Заключительные слова упали гирьками на чашу весов.

– Решать вам. Я лишь прошу вас, во имя Тьембла-Тьерра, вынести оправдательный вердикт моему подзащитному. Я закончила.

«От „последнего слова“, пожалуй, стоит отказаться, – подумал Лючано. – Чтоб не портить впечатление от речи адвоката». Он прислушался к внутренним голосам. Маэстро Карл молчал. И Гишер Добряк молчал. И надежда тоже молчала.

Надежда молчала тише всех.

 

– Ваша честь, присяжные вынесли свой вердикт.

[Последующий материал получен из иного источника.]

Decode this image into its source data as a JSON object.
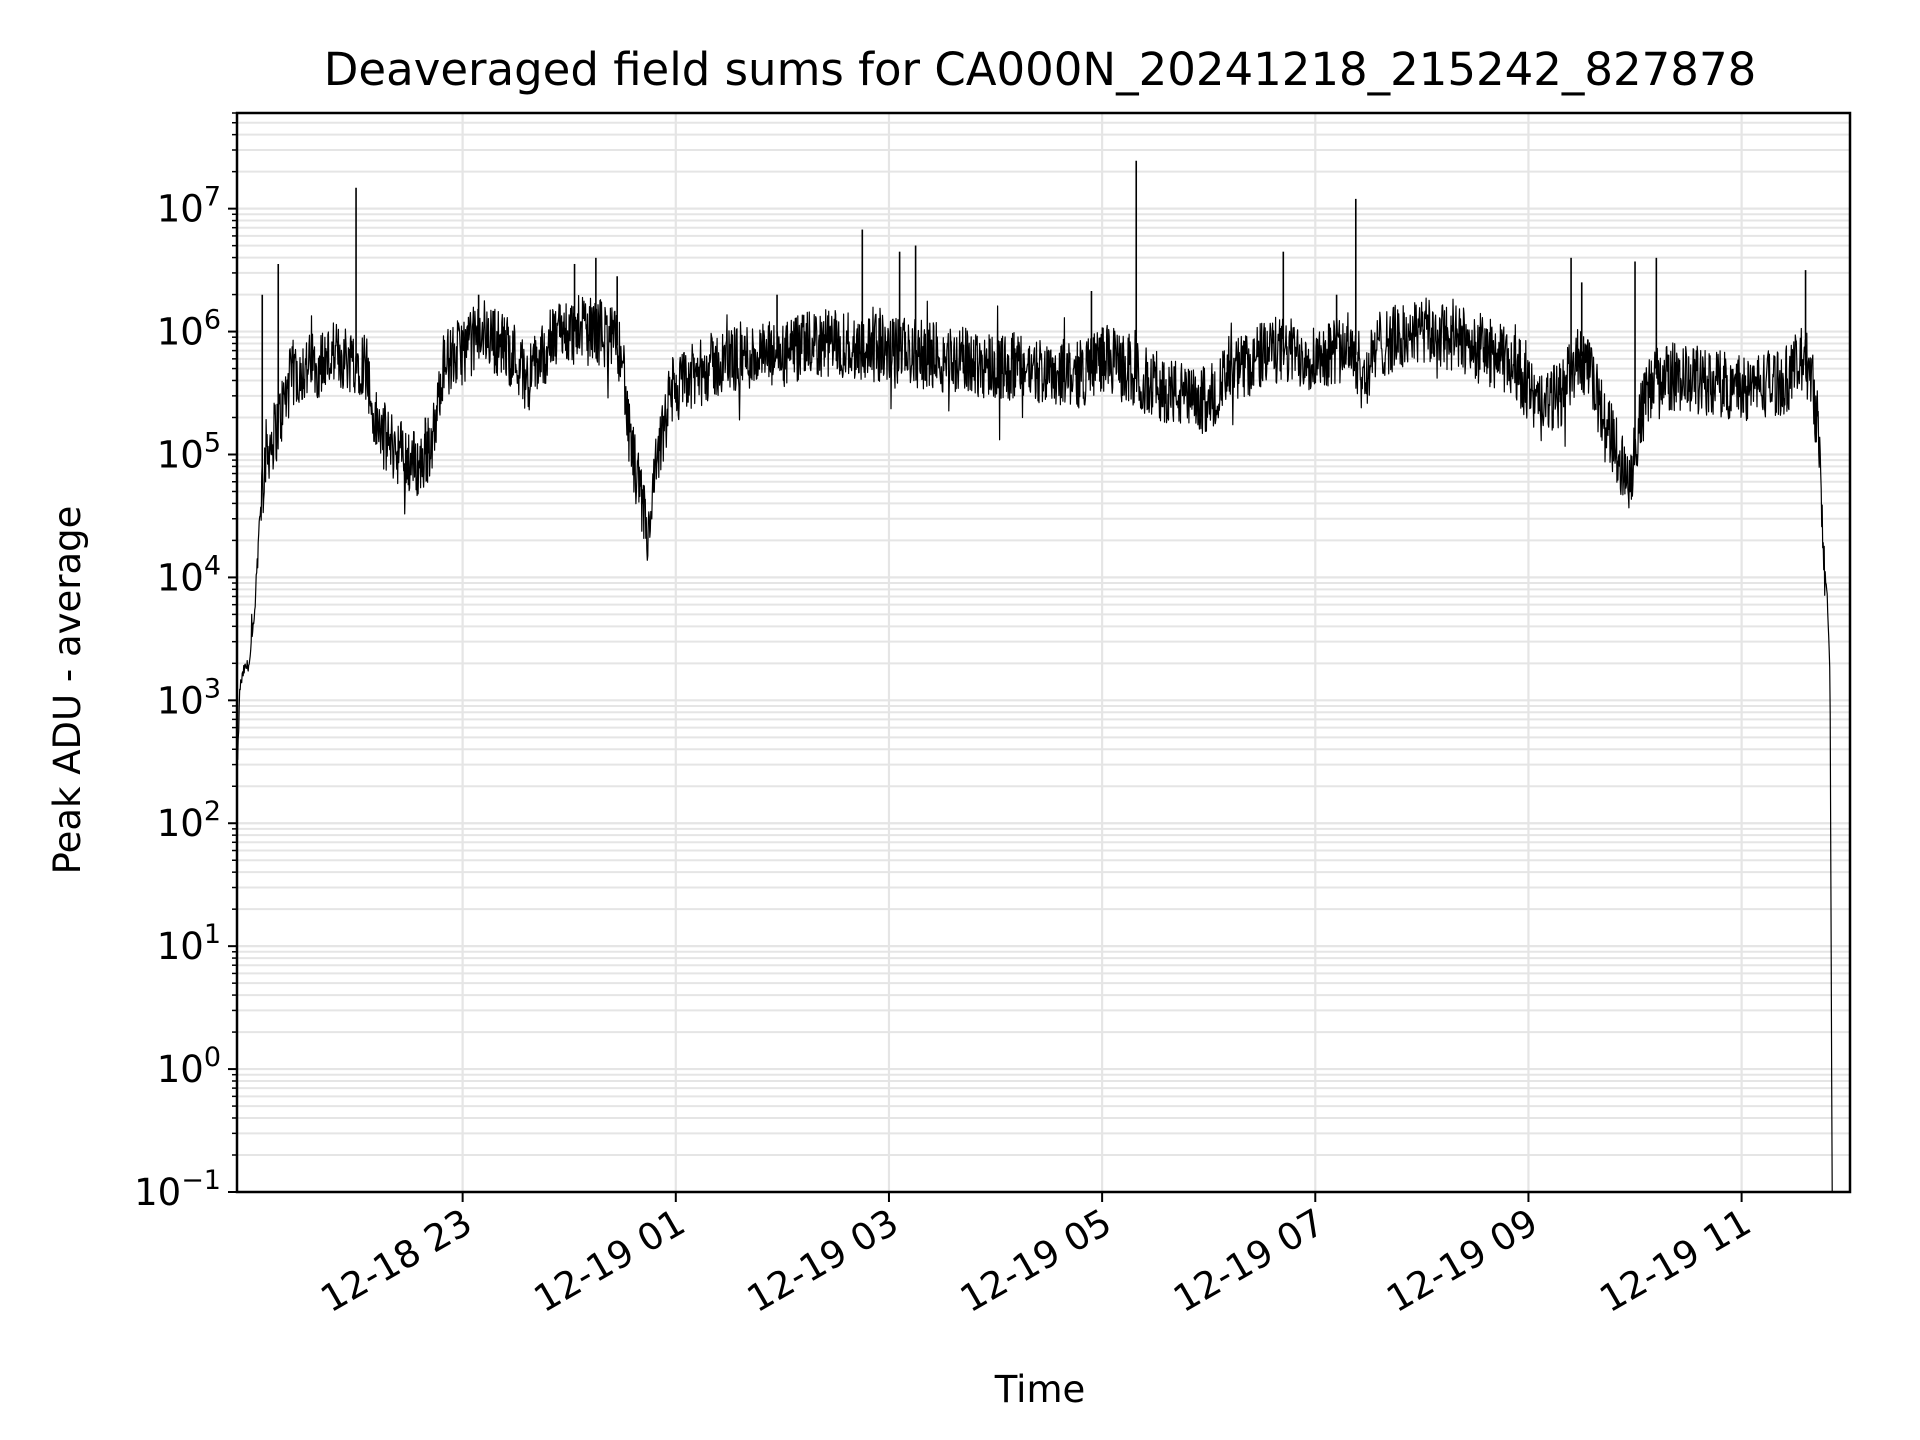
{
  "chart_data": {
    "type": "line",
    "title": "Deaveraged field sums for CA000N_20241218_215242_827878",
    "xlabel": "Time",
    "ylabel": "Peak ADU - average",
    "yscale": "log",
    "ylim": [
      0.1,
      60000000
    ],
    "xlim": [
      "2024-12-18 21:53",
      "2024-12-19 12:01"
    ],
    "grid": true,
    "line_color": "#000000",
    "grid_color": "#e5e5e5",
    "x_ticks": [
      {
        "t": 1.0,
        "label": "12-18 23"
      },
      {
        "t": 3.0,
        "label": "12-19 01"
      },
      {
        "t": 5.0,
        "label": "12-19 03"
      },
      {
        "t": 7.0,
        "label": "12-19 05"
      },
      {
        "t": 9.0,
        "label": "12-19 07"
      },
      {
        "t": 11.0,
        "label": "12-19 09"
      },
      {
        "t": 13.0,
        "label": "12-19 11"
      }
    ],
    "y_ticks": [
      {
        "exp": -1,
        "base": "10",
        "sup": "−1"
      },
      {
        "exp": 0,
        "base": "10",
        "sup": "0"
      },
      {
        "exp": 1,
        "base": "10",
        "sup": "1"
      },
      {
        "exp": 2,
        "base": "10",
        "sup": "2"
      },
      {
        "exp": 3,
        "base": "10",
        "sup": "3"
      },
      {
        "exp": 4,
        "base": "10",
        "sup": "4"
      },
      {
        "exp": 5,
        "base": "10",
        "sup": "5"
      },
      {
        "exp": 6,
        "base": "10",
        "sup": "6"
      },
      {
        "exp": 7,
        "base": "10",
        "sup": "7"
      }
    ],
    "x_units": "hours after 2024-12-18 22:00",
    "series": [
      {
        "name": "deaveraged field sum",
        "anchors_hours_log10": [
          [
            -1.11,
            2.5
          ],
          [
            -1.09,
            3.1
          ],
          [
            -1.05,
            3.25
          ],
          [
            -1.0,
            3.3
          ],
          [
            -0.95,
            3.7
          ],
          [
            -0.9,
            4.6
          ],
          [
            -0.85,
            5.0
          ],
          [
            -0.75,
            5.2
          ],
          [
            -0.6,
            5.65
          ],
          [
            -0.2,
            5.8
          ],
          [
            0.1,
            5.75
          ],
          [
            0.15,
            5.3
          ],
          [
            0.3,
            5.1
          ],
          [
            0.6,
            4.9
          ],
          [
            0.75,
            5.2
          ],
          [
            0.8,
            5.7
          ],
          [
            1.2,
            6.0
          ],
          [
            1.5,
            5.8
          ],
          [
            1.6,
            5.6
          ],
          [
            1.7,
            5.75
          ],
          [
            1.9,
            6.0
          ],
          [
            2.3,
            6.0
          ],
          [
            2.5,
            5.85
          ],
          [
            2.55,
            5.2
          ],
          [
            2.7,
            4.5
          ],
          [
            2.75,
            4.3
          ],
          [
            2.8,
            4.8
          ],
          [
            2.95,
            5.5
          ],
          [
            3.3,
            5.7
          ],
          [
            3.6,
            5.8
          ],
          [
            4.0,
            5.8
          ],
          [
            4.3,
            5.9
          ],
          [
            4.6,
            5.9
          ],
          [
            5.0,
            5.85
          ],
          [
            5.4,
            5.8
          ],
          [
            5.8,
            5.75
          ],
          [
            6.2,
            5.7
          ],
          [
            6.8,
            5.65
          ],
          [
            7.0,
            5.8
          ],
          [
            7.4,
            5.6
          ],
          [
            7.7,
            5.5
          ],
          [
            7.9,
            5.4
          ],
          [
            8.3,
            5.7
          ],
          [
            8.6,
            5.85
          ],
          [
            9.0,
            5.8
          ],
          [
            9.35,
            5.9
          ],
          [
            9.45,
            5.6
          ],
          [
            9.6,
            5.9
          ],
          [
            10.0,
            6.0
          ],
          [
            10.5,
            5.9
          ],
          [
            10.9,
            5.7
          ],
          [
            11.1,
            5.35
          ],
          [
            11.3,
            5.5
          ],
          [
            11.5,
            5.8
          ],
          [
            11.8,
            5.1
          ],
          [
            11.95,
            4.8
          ],
          [
            12.05,
            5.3
          ],
          [
            12.2,
            5.65
          ],
          [
            12.6,
            5.6
          ],
          [
            13.0,
            5.55
          ],
          [
            13.4,
            5.6
          ],
          [
            13.55,
            5.75
          ],
          [
            13.65,
            5.7
          ],
          [
            13.72,
            5.2
          ],
          [
            13.75,
            4.6
          ],
          [
            13.78,
            4.05
          ],
          [
            13.8,
            3.9
          ],
          [
            13.83,
            3.2
          ],
          [
            13.85,
            -1.1
          ]
        ],
        "spikes": [
          {
            "t": -0.73,
            "log10": 6.55
          },
          {
            "t": -0.88,
            "log10": 6.3
          },
          {
            "t": 0.0,
            "log10": 7.17
          },
          {
            "t": 0.65,
            "log10": 5.3
          },
          {
            "t": 1.15,
            "log10": 6.3
          },
          {
            "t": 2.05,
            "log10": 6.55
          },
          {
            "t": 2.25,
            "log10": 6.6
          },
          {
            "t": 2.45,
            "log10": 6.45
          },
          {
            "t": 3.95,
            "log10": 6.3
          },
          {
            "t": 4.75,
            "log10": 6.83
          },
          {
            "t": 5.1,
            "log10": 6.65
          },
          {
            "t": 5.25,
            "log10": 6.7
          },
          {
            "t": 6.9,
            "log10": 6.33
          },
          {
            "t": 7.32,
            "log10": 7.39
          },
          {
            "t": 8.7,
            "log10": 6.65
          },
          {
            "t": 9.2,
            "log10": 6.3
          },
          {
            "t": 9.38,
            "log10": 7.08
          },
          {
            "t": 11.4,
            "log10": 6.6
          },
          {
            "t": 11.5,
            "log10": 6.4
          },
          {
            "t": 12.0,
            "log10": 6.57
          },
          {
            "t": 12.2,
            "log10": 6.6
          },
          {
            "t": 13.6,
            "log10": 6.5
          }
        ]
      }
    ]
  }
}
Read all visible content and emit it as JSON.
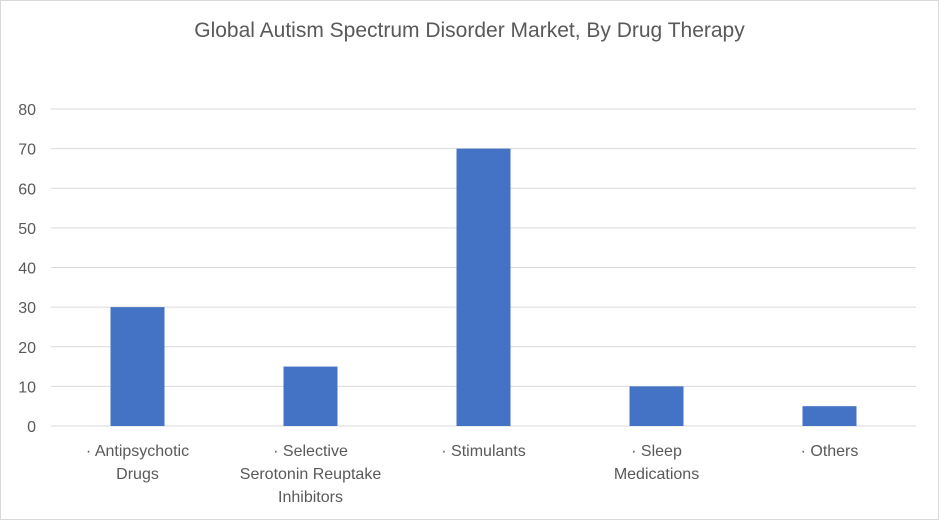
{
  "chart_data": {
    "type": "bar",
    "title": "Global Autism Spectrum Disorder Market, By Drug Therapy",
    "xlabel": "",
    "ylabel": "",
    "categories": [
      "Antipsychotic Drugs",
      "Selective Serotonin Reuptake Inhibitors",
      "Stimulants",
      "Sleep Medications",
      "Others"
    ],
    "category_label_lines": [
      [
        "·    Antipsychotic",
        "Drugs"
      ],
      [
        "·        Selective",
        "Serotonin Reuptake",
        "Inhibitors"
      ],
      [
        "·        Stimulants"
      ],
      [
        "·         Sleep",
        "Medications"
      ],
      [
        "·        Others"
      ]
    ],
    "values": [
      30,
      15,
      70,
      10,
      5
    ],
    "ylim": [
      0,
      80
    ],
    "yticks": [
      0,
      10,
      20,
      30,
      40,
      50,
      60,
      70,
      80
    ],
    "grid": true,
    "legend": "none",
    "bar_color": "#4472c4",
    "grid_color": "#d9d9d9"
  }
}
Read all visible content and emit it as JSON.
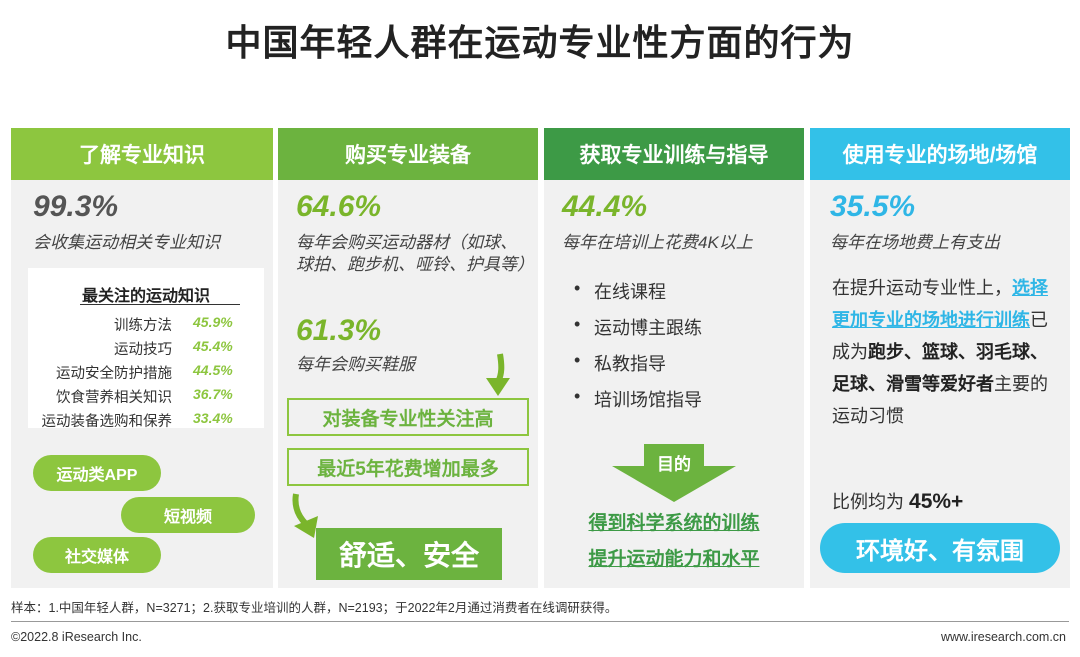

Пауза. Воздух в зале ощутимо загустел. Кисель ожидания.

– Виновен.

В кисель упала бомба. Гул, протесты, возгласы наслоились друг на друга. Никита, бледный, как смерть – даже конопушки поблекли! – рвался вперед, желая вцепиться в глотку легату, судье, присяжным, всем сразу; на нём висели Степашка, Емеля, бутафор Васька… толстушка Оксана хлопотала над Анютой, отпаивая беднягу успокоительными каплями и рыдая в голос…

Почему-то Лючано видел только их – «Вертеп», кукольников.

Остальных – слышал.

– Позор!

– Несправедливо!

– Оправдать!

– Долой помпи…

Репортеры вертелись волчками, пытаясь заснять все и вся: присяжных, судей, Тарталью, адвоката, обвинителя Нгангу, вскочившего легата Тумидуса…

– Тихо! Тихо, я сказал! Сейчас начну удалять из зала!

Серебряный молоток ударил в гонг. Конференц-система разнесла звук по залу, многократно усилив. По мере того, как замолкало разгневанное серебро, стихал и шум. Быть изгнанным никто не желал.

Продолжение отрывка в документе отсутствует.